Nero tak ingin berdebat lebih lanjut. Memilih melaksanakan tugasnya, Nero mengeluarkan alat-alat medis dari tasnya. "Xavier, katakan siapa gadis ini?" Nero belum puas, sambil mengobati luka Avellyn dia terus bertanya pada Xavier.

"Avellyn Deidenbell, anak dari pemimpin organisasi Sixcross," jawab Xavier.

Nero menatap Xavier. Bagaimana mungkin anak dari pemimpin organisasi terkenal itu ada di hadapannya sekarang. "Ba …," ucapan Nero terpotong.

"Dia yang berlari dan bersembunyi di kamarku. Obati dan pergi. Aku ingin bermain dengannya," jawab Xavier tak berniat menjelaskan. Dia masih bingung bagaimana bisa Avellyn datang dengan keadaan seperti tadi. Tak mungkin Tuan Bill ingin mengurbankan anaknya.

Teka-teki bertambah saat Avellyn memintanya membunuh seluruh anggota Sixcross. Dia tahu organisasi Sixcross adalah organisasi besar. Jemaat gereja setan tak hanya berisi seratus atau dua ratus orang.
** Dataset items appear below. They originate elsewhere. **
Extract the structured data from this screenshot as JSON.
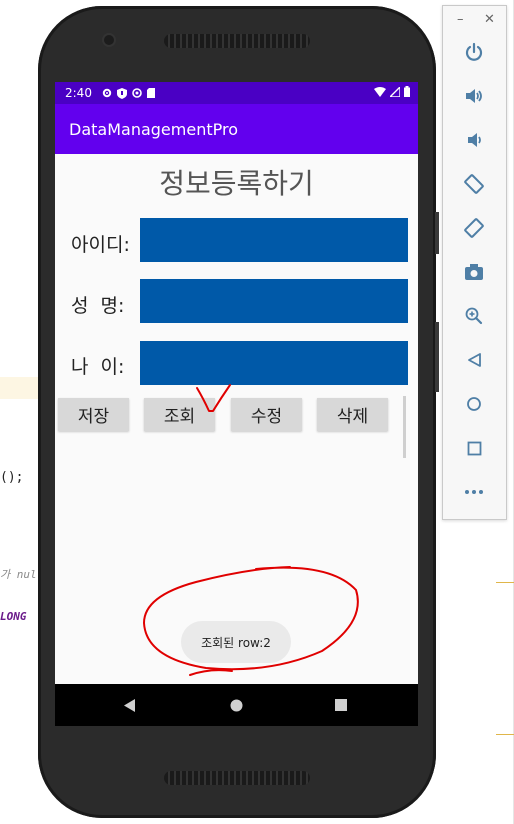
{
  "ide": {
    "fragment_1": "();",
    "fragment_2": "가 nul",
    "fragment_3": "LONG"
  },
  "status_bar": {
    "time": "2:40"
  },
  "app_bar": {
    "title": "DataManagementPro"
  },
  "form": {
    "title": "정보등록하기",
    "fields": [
      {
        "label": "아이디:",
        "value": ""
      },
      {
        "label": "성  명:",
        "value": ""
      },
      {
        "label": "나  이:",
        "value": ""
      }
    ],
    "input_color": "#0059a8"
  },
  "buttons": {
    "save": "저장",
    "query": "조회",
    "update": "수정",
    "delete": "삭제"
  },
  "toast": {
    "message": "조회된 row:2"
  },
  "colors": {
    "status_bar": "#4a00c4",
    "app_bar": "#6200ee",
    "annotation": "#e00000"
  },
  "emulator_toolbar": {
    "items": [
      "power-icon",
      "volume-up-icon",
      "volume-down-icon",
      "rotate-left-icon",
      "rotate-right-icon",
      "camera-icon",
      "zoom-icon",
      "back-icon",
      "home-icon",
      "overview-icon",
      "more-icon"
    ]
  }
}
Belum lagi organisasi Sixcross adalah salah satu organisasi besar yang ada dalam perlindungan kelompok mafia.

Melelahkan, Xavier bersandar lalu mengacak rambutnya. Ia akui bahwa Avellyn akan menjadi salah satu mainan yang paling menggoda iman. Dia bahkan sudah memiliki beribu rencana menyenangkan dalam otaknya. "Berapa lama dia akan pulih?" 

Nero menatap Xavier datar. Tak bisakah pria itu bersabar. "Xavier, kau bisa bersabar?" 

Beberapa saat kemudian, Nero selesai melaksanakan tugasnya dan membereskan alat medis yang digunakannya. Ditatapnya Xavier yang tersenyum tanpa dosa. "Kau memintaku datang hanya untuk memperbaiki maninanmu ini?" tanya Nero sambil menatap kesal ke arah Xavier. "Kemampuanku bukan untuk memperbaiki mainanmu, Xavier." Nero mengembuskan napas kasar, lalu melangkah pergi.

"Akan kuberikan tubuhnya sebagai bahan eksperimenmu nanti," jawab Xavier santai. Dia tahu Nero saat ini pasti sedang tersenyum senang.

"Aku menunggunya, Xavier." Nero menyeringai, ia benar-benar senang mendengar janji saudaranya.

"Jangan sampai Lica tahu hal ini, Nero."

"Ya, aku bisa pastikan itu." Nero membuka pintu dan pergi secepat mungkin.